According to FactSet, from 2003 to October 2013, the S&P 500 had a P/E ratio (next 12 months’ earnings) that ranged from a low of ~ 10.5 (4th quarter 2008 and 3rd quarter 2011) to a high of 18.0 (beginning of 2004). As of the end of September 2013, it was 14.3 (vs. 14.0 for the previous 10 years). The median P/E among S&P 500 stocks as of October 2013 was 18.7 (vs. 14.8 at the end of 2011).
The Dow is price-weighted; as of October 2013, IBM represented almost 10% of the entire 30-stock average. Alcoa, at < $10 a share, makes up < ½% of the Dow’s value. By comparison, IBM’s market capitalization means it is the 12th most valuable company in the S&P 500 (or 1.3% of the index vs. 3% for Apple).
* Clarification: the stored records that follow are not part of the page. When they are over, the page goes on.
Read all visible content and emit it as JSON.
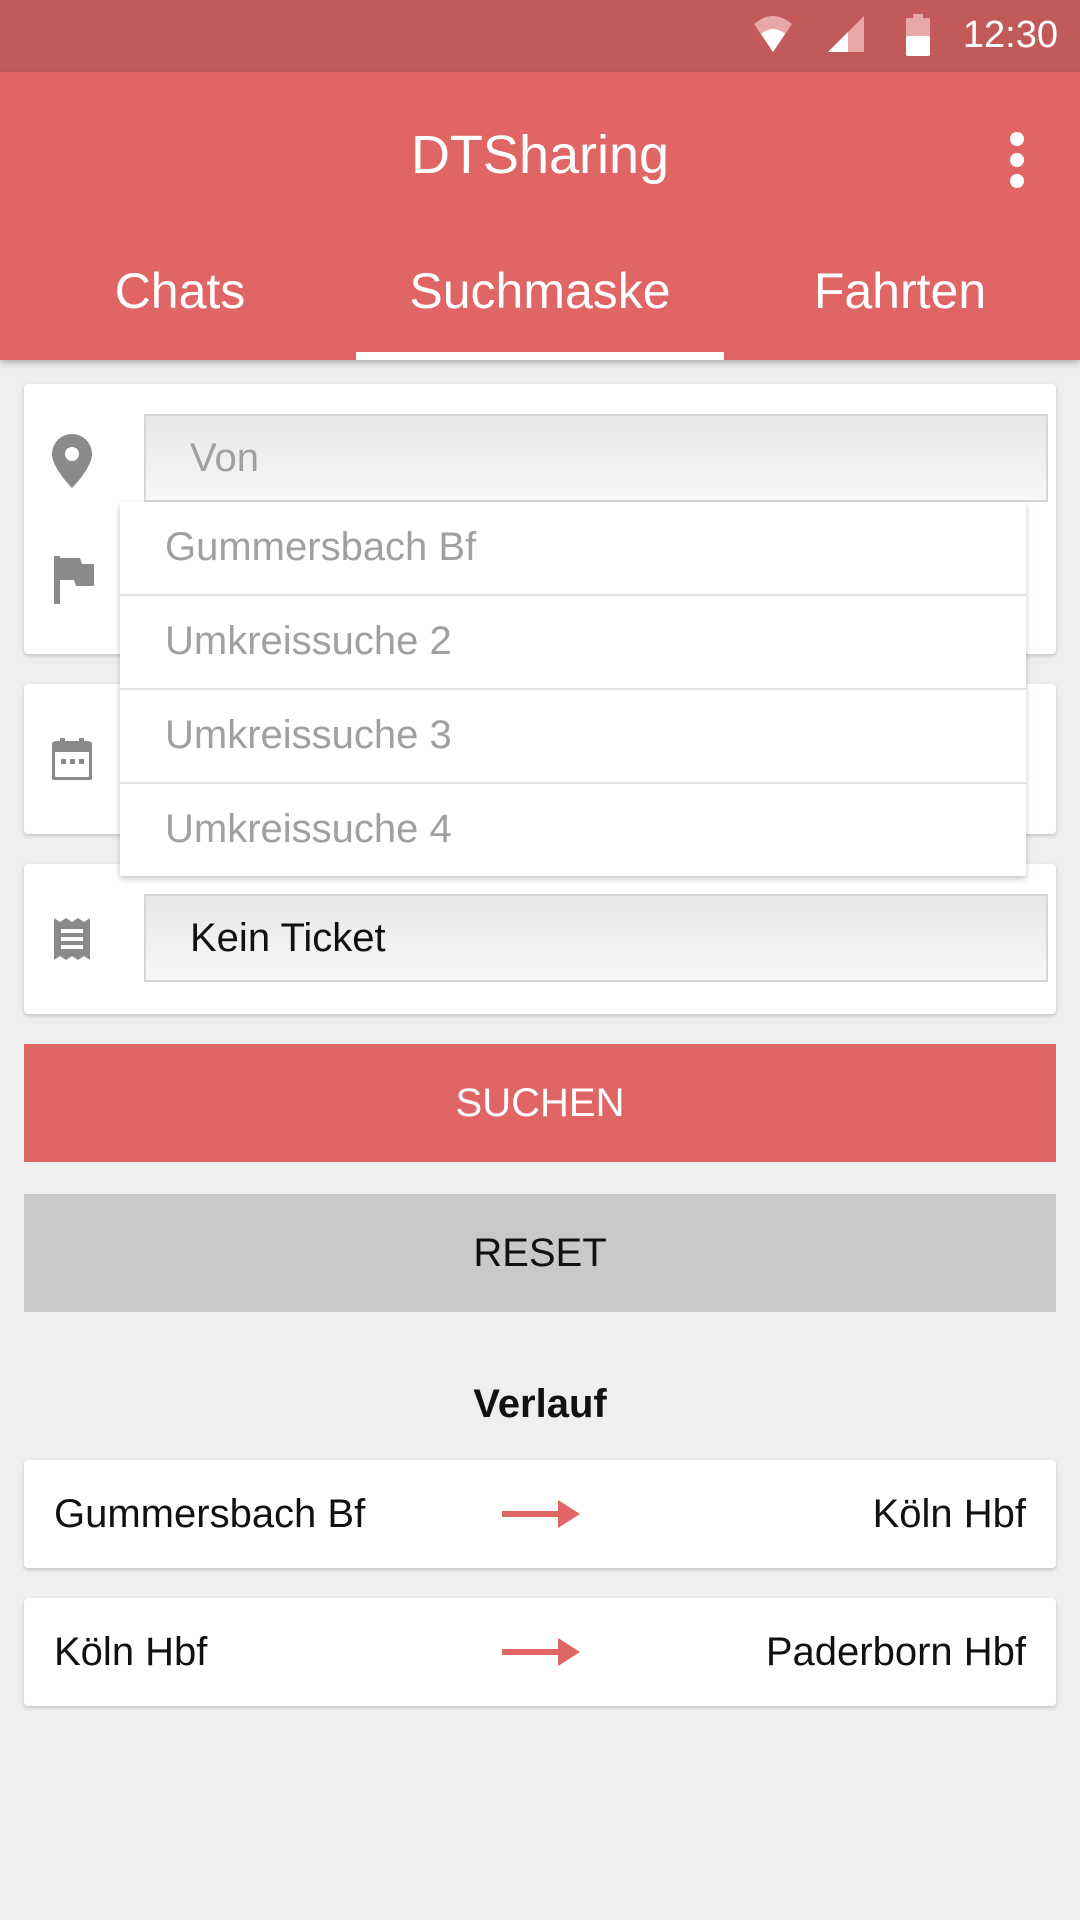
{
  "status_bar": {
    "time": "12:30"
  },
  "app_bar": {
    "title": "DTSharing"
  },
  "tabs": [
    {
      "label": "Chats",
      "selected": false
    },
    {
      "label": "Suchmaske",
      "selected": true
    },
    {
      "label": "Fahrten",
      "selected": false
    }
  ],
  "form": {
    "from_placeholder": "Von",
    "ticket_value": "Kein Ticket"
  },
  "autocomplete": {
    "items": [
      "Gummersbach Bf",
      "Umkreissuche 2",
      "Umkreissuche 3",
      "Umkreissuche 4"
    ]
  },
  "buttons": {
    "search": "SUCHEN",
    "reset": "RESET"
  },
  "history": {
    "title": "Verlauf",
    "entries": [
      {
        "from": "Gummersbach Bf",
        "to": "Köln Hbf"
      },
      {
        "from": "Köln Hbf",
        "to": "Paderborn Hbf"
      }
    ]
  },
  "colors": {
    "primary": "#e06666",
    "status_bar": "#c35a5a",
    "reset_button": "#c9c9c9",
    "background": "#efefef"
  },
  "icons": [
    "wifi-icon",
    "signal-icon",
    "battery-icon",
    "overflow-menu-icon",
    "location-pin-icon",
    "flag-icon",
    "calendar-icon",
    "ticket-icon",
    "arrow-right-icon"
  ]
}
For the 20-year period ending September 2013, a $10,000 investment in the Dow was worth $64,300 vs. $51,800 for the S&P 500. The Dow also outperformed the S&P over the past five, 10, and 15 years. Since 1981, the price-weighted Dow returned an average of one percentage point more than the capitalization-weighted S&P 500. Had the S&P 500 been price-weighted, it would have beaten the Dow by an average of one percentage point annually.
From the beginning of 1930 through 2012, the Dow’s total return averaged 9.6% (vs. 9.4% for the S&P 500).